Le ministre des Finances, Youssef Khalil, refuse de signer le décret sur les nominations judiciaires partielles visant à combler le vide au niveau des présidences de plusieurs chambres près la Cour de cassation. De ce fait, le cours de la justice est entravé au niveau de certains dossiers, notamment l’enquête sur l’explosion du 4 août 2020 qui fait trembler plus d’un, et que le tandem chiite s’emploie à bloquer par tous les moyens. 

Plusieurs chambres près la Cour de cassation se trouvent, aujourd’hui, sans présidents. Ce vide est dû au fait que nombre d’entre eux ont pris leur retraite et n’ont toujours pas été remplacés. Un décret procédant à des nominations partielles pour combler ce vide devait normalement être cosigné par le ministre des Finances, Youssef Khalil, après l’avoir été par le ministre de la Justice, Henri Khoury. Or M. Khalil a souligné, dans un communiqué publié le 16 avril, qu’il a refusé de signer le décret en question en raison du fait qu’il comporte des "failles fondamentales".

Cette position est intervenue à la suite d’une manifestation organisée le jour-même devant la résidence du ministre et qui a été menée par des militantes du collectif "Noun", dont Nawal Meouchi. Interrogée par Ici Beyrouth, cette activiste au background juridique, a dénoncé le motif qu’aurait invoqué, d’après elle, M. Khalil pour justifier sa position. Le ministre des Finances estime que le décret en question est " contraire au pacte national ". " Le déséquilibre confessionnel n’est pas flagrant dans ces nominations, affirme Mme Meouchi. C’est une manœuvre dilatoire qui vient s’ajouter à tant d’autres dont nous avons été témoins ces derniers temps".

La procédure d’adoption des décrets

C’est dans ce contexte que le président Michel Aoun a déclaré dimanche à Bkerké, où il s’était rendu pour assister à la messe de Pâques, que les responsables à l’origine du blocage des nominations et de l’enquête sur l’explosion du port de Beyrouth sont connus, " ce sont ceux qui ont bloqué les réunions du Conseil des ministres ", dans une allusion à peine voilée au tandem chiite, pourtant son allié principal.

En tout état de cause, pour comprendre la procédure d’adoption des décrets, il serait utile de préciser qu’il existe deux sortes de décrets:

– Les décrets adoptés en Conseil des ministres (qui requièrent donc une décision préalable en Conseil des ministres), lesquels, d’après l’article 56 de la Constitution libanaise, sont considérés exécutoires de plein droit, même s’ils ne sont pas promulgués par la présidence de la République.
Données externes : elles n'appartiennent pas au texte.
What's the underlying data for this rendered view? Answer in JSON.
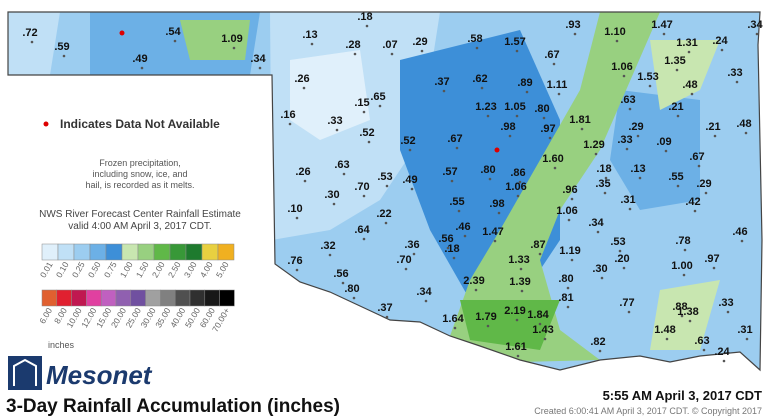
{
  "title": "3-Day Rainfall Accumulation (inches)",
  "timestamp": "5:55 AM April 3, 2017 CDT",
  "created": "Created 6:00:41 AM April 3, 2017 CDT. © Copyright 2017",
  "brand": "Mesonet",
  "missing_note": "Indicates Data Not Available",
  "frozen_note": [
    "Frozen precipitation,",
    "including snow, ice, and",
    "hail, is recorded as it melts."
  ],
  "estimate_note": [
    "NWS River Forecast Center Rainfall Estimate",
    "valid 4:00 AM April 3, 2017 CDT."
  ],
  "legend_unit": "inches",
  "legend_rows": [
    [
      {
        "label": "0.01",
        "color": "#e0f0fb"
      },
      {
        "label": "0.10",
        "color": "#c0e0f6"
      },
      {
        "label": "0.25",
        "color": "#9ccdf0"
      },
      {
        "label": "0.50",
        "color": "#6cb0e6"
      },
      {
        "label": "0.75",
        "color": "#3d8fd8"
      },
      {
        "label": "1.00",
        "color": "#c8e6b0"
      },
      {
        "label": "1.50",
        "color": "#98d080"
      },
      {
        "label": "2.00",
        "color": "#60b848"
      },
      {
        "label": "2.50",
        "color": "#389838"
      },
      {
        "label": "3.00",
        "color": "#1e7a2e"
      },
      {
        "label": "4.00",
        "color": "#e8d040"
      },
      {
        "label": "5.00",
        "color": "#f0b020"
      }
    ],
    [
      {
        "label": "6.00",
        "color": "#e06030"
      },
      {
        "label": "8.00",
        "color": "#e02030"
      },
      {
        "label": "10.00",
        "color": "#c01850"
      },
      {
        "label": "12.00",
        "color": "#e040a0"
      },
      {
        "label": "15.00",
        "color": "#c060c0"
      },
      {
        "label": "20.00",
        "color": "#9060b0"
      },
      {
        "label": "25.00",
        "color": "#7050a0"
      },
      {
        "label": "30.00",
        "color": "#a0a0a0"
      },
      {
        "label": "35.00",
        "color": "#808080"
      },
      {
        "label": "40.00",
        "color": "#505050"
      },
      {
        "label": "50.00",
        "color": "#303030"
      },
      {
        "label": "60.00",
        "color": "#181818"
      },
      {
        "label": "70.00+",
        "color": "#000000"
      }
    ]
  ],
  "stations": [
    ".72",
    ".59",
    ".49",
    ".54",
    "1.09",
    ".34",
    ".18",
    ".13",
    ".28",
    ".07",
    ".29",
    ".58",
    "1.57",
    ".93",
    "1.10",
    "1.47",
    ".34",
    "1.31",
    ".24",
    ".67",
    "1.06",
    "1.35",
    ".26",
    ".65",
    ".37",
    ".62",
    ".89",
    "1.11",
    "1.53",
    ".48",
    ".33",
    ".15",
    "1.23",
    "1.05",
    ".80",
    ".63",
    ".21",
    ".16",
    ".33",
    ".52",
    ".98",
    ".97",
    "1.81",
    ".29",
    ".21",
    ".48",
    ".67",
    "1.29",
    ".33",
    ".09",
    ".52",
    ".63",
    ".53",
    ".49",
    ".57",
    ".80",
    ".86",
    "1.60",
    ".18",
    ".13",
    ".55",
    ".67",
    ".29",
    ".26",
    ".70",
    ".30",
    "1.06",
    ".96",
    ".35",
    ".98",
    ".55",
    ".31",
    ".42",
    ".10",
    ".22",
    "1.06",
    ".34",
    ".46",
    ".64",
    ".56",
    ".18",
    "1.47",
    ".46",
    ".36",
    ".87",
    "1.19",
    ".53",
    ".78",
    ".32",
    ".70",
    "1.33",
    ".20",
    "1.00",
    ".97",
    ".76",
    ".30",
    ".56",
    ".80",
    "2.39",
    "1.39",
    ".80",
    ".34",
    ".81",
    ".77",
    ".88",
    ".37",
    "1.64",
    "1.79",
    "2.19",
    "1.84",
    "1.38",
    ".33",
    "1.43",
    "1.48",
    ".31",
    ".82",
    ".63",
    "1.61",
    ".24"
  ]
}
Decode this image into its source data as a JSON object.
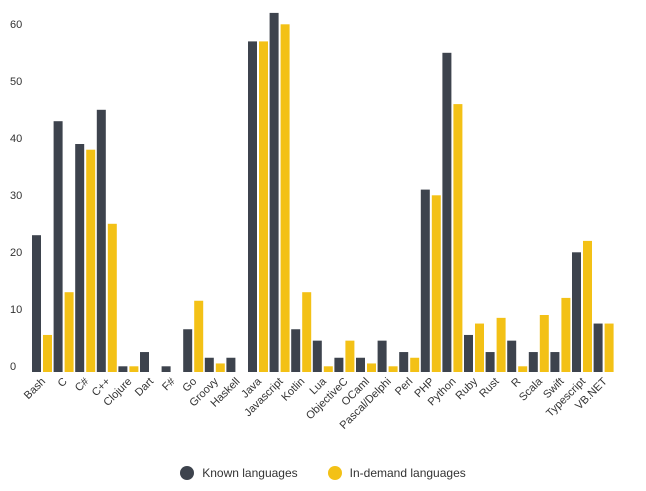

– Les décrets simples qui ne nécessitent pas au préalable une décision en Conseil des ministres. Selon l’article 54 de la Constitution, "les actes du président de la République doivent être contresignés par le chef du gouvernement et par le ou les ministres intéressés" (avec quelques exceptions). Tel est le cas du décret des nominations, qui devrait être signé par le ministre de la Justice, le ministre des Finances, le Premier ministre et le président de la République.

À la question de savoir pourquoi l’approbation du ministre des Finances est exigée dans un cas pareil, l’ancien ministre de l’Intérieur, Ziad Baroud, explique que ce décret comprend, in fine ou en filigrane, un aspect financier. "Généralement, précise-t-il, une grande majorité des décrets simples est contresignée par le ministre des Finances parce qu’ils concernent directement ou indirectement les finances de l’État. C’est la 3ᵉ signature, parfois sine qua none, au niveau de l’exécutif et nous pouvons ainsi comprendre pourquoi le mouvement chiite Amal tient tellement à s’approprier le ministère des Finances".

Un moyen de s’opposer à certaines décisions ou d’entraver une quelconque procédure ? D’après la Constitution, un ministre qui refuse de signer un décret exerce son droit. Or "cette compétence n’est pas absolue. Il s’agit d’une compétence dite ‘liée’, presque administrative. Le ministre est donc tenu de signer ce décret", relève Mme Meouchi. Des propos confirmés par M. Baroud qui souligne que l’Exécutif est censé donner suite aux décisions du Conseil supérieur de la magistrature si l’on considère que la justice est indépendante. "Pour revenir à l’abstention du ministre Khalil, il ne s’agit pas d’une réserve administrative, mais d’un motif hautement politique, souligne M. Baroud. Qui dit que la parité complète est exigible ?", s’étonne l’ancien ministre.

Actuellement, l’absence de présidents de chambres près la Cour de cassation a de multiples retombées et par conséquent, l’enquête sur l’explosion du port, notamment, est arrêtée. Il en est de même pour les actions intentées contre l’État depuis la crise financière qui ne fait que plonger le pays dans l’abîme depuis, au moins, octobre 2019.